Ordinal data is a step above nominal data. It is categorical, but an order can be imposed on it.

Example
  • Answers to a customer satisfaction survey: DISSATISFIED, NEUTRAL, SATISIFED

  • Grades on a quiz: A, B, C, D, E, F.

Interval Level

Ordered, numerical data.

Interval level is a step above ordinal data. The data are ordered, but now the difference between observations is defined. In other words, with an interval level, the distance between two observation x_2 and x_1 can be defined as x_2 - x_1

Example
  • A historical time series of the Consumer Price Index

  • The IQs of a random sample of people.

  • The SAT scores of the graduating class of seniors.

Ratio Level

Ordered, numerical data.

Ratio level is the final level of data. The data are ordered, the difference between two datapoints can be computed x_2 - x_1 and there is a true zero. With a ratio level, it makes sense to have an observation of 0.

Example
  • Measurements from a scale, i.e. the weight of a mass.

  • Measurements from a thermometer, i.e the temperature of a body.

  • The amount of rainfall in a region over a period of a week.

Types of Statistics#

Sample Statistic

A piece of information calculated from sample of data.
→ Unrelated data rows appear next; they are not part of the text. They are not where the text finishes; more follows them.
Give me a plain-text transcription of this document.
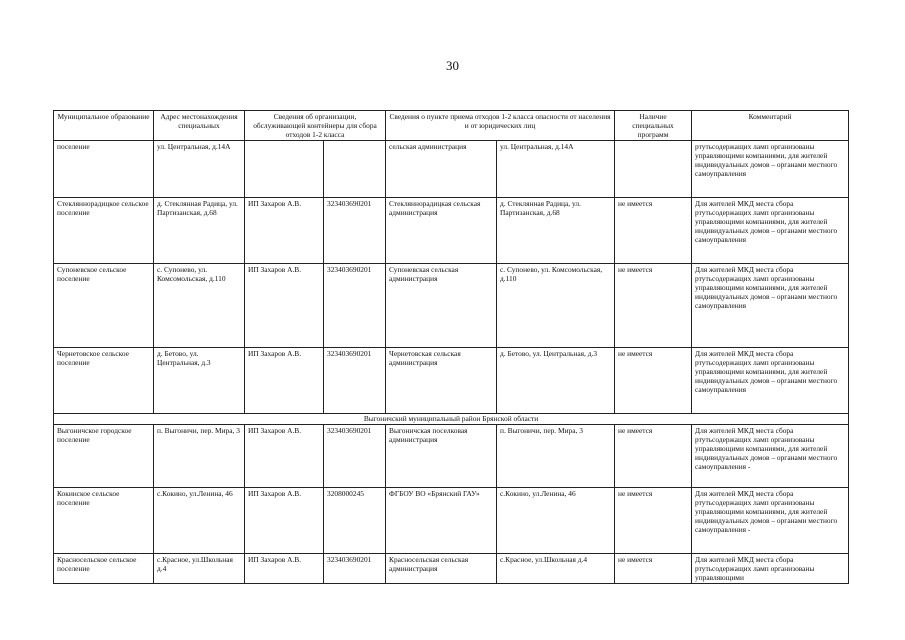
30
Муниципальное образование	Адрес местонахождения специальных	Сведения об организации, обслуживающей контейнеры для сбора отходов 1-2 класса		Сведения о пункте приема отходов 1-2 класса опасности от населения и от юридических лиц		Наличие специальных программ	Комментарий
поселение	ул. Центральная, д.14А			сельская администрация	ул. Центральная, д.14А		ртутьсодержащих ламп организованы управляющими компаниями, для жителей индивидуальных домов – органами местного самоуправления
Стекляннорадицкое сельское поселение	д. Стеклянная Радица, ул. Партизанская, д.68	ИП Захаров А.В.	323403690201	Стекляннорадицкая сельская администрация	д. Стеклянная Радица, ул. Партизанская, д.68	не имеется	Для жителей МКД места сбора ртутьсодержащих ламп организованы управляющими компаниями, для жителей индивидуальных домов – органами местного самоуправления
Супоневское сельское поселение	с. Супонево, ул. Комсомольская, д.110	ИП Захаров А.В.	323403690201	Супоневская сельская администрация	с. Супонево, ул. Комсомольская, д.110	не имеется	Для жителей МКД места сбора ртутьсодержащих ламп организованы управляющими компаниями, для жителей индивидуальных домов – органами местного самоуправления
Чернетовское сельское поселение	д. Бетово, ул. Центральная, д.3	ИП Захаров А.В.	323403690201	Чернетовская сельская администрация	д. Бетово, ул. Центральная, д.3	не имеется	Для жителей МКД места сбора ртутьсодержащих ламп организованы управляющими компаниями, для жителей индивидуальных домов – органами местного самоуправления
Выгоничский муниципальный район Брянской области							
Выгоничское городское поселение	п. Выгоничи, пер. Мира, 3	ИП Захаров А.В.	323403690201	Выгоничская поселковая администрация	п. Выгоничи, пер. Мира, 3	не имеется	Для жителей МКД места сбора ртутьсодержащих ламп организованы управляющими компаниями, для жителей индивидуальных домов – органами местного самоуправления -
Кокинское сельское поселение	с.Кокино, ул.Ленина, 46	ИП Захаров А.В.	3208000245	ФГБОУ ВО «Брянский ГАУ»	с.Кокино, ул.Ленина, 46	не имеется	Для жителей МКД места сбора ртутьсодержащих ламп организованы управляющими компаниями, для жителей индивидуальных домов – органами местного самоуправления -
Красносельское сельское поселение	с.Красное, ул.Школьная д.4	ИП Захаров А.В.	323403690201	Красносельская сельская администрация	с.Красное, ул.Школьная д.4	не имеется	Для жителей МКД места сбора ртутьсодержащих ламп организованы управляющими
Sample statistics are used to summarize the features of a dataset. They are broken down into two main categories.

Descriptive Statistic

A sample statisic used to visualize and approximate the shape and spread of a population.

Inferential Statistic

A sample statistic used to make inferences about the population.

One of the most important descriptive statistics is the sample mean,

\bar{x} = \frac{ \sum^n_{i = 1} x_i } {n}

One of the most important inferential statistics is the Z-score of the sample mean,

Z = \frac{ \bar{x} - \mu }{ \frac{ \sigma }{\sqrt n} }

If these formulae make no sense yet, don’t worry! That is to be expected. They are listed here, so you can start forming a picture of the things to come. By the end of this class, these two formulae will become your best friends.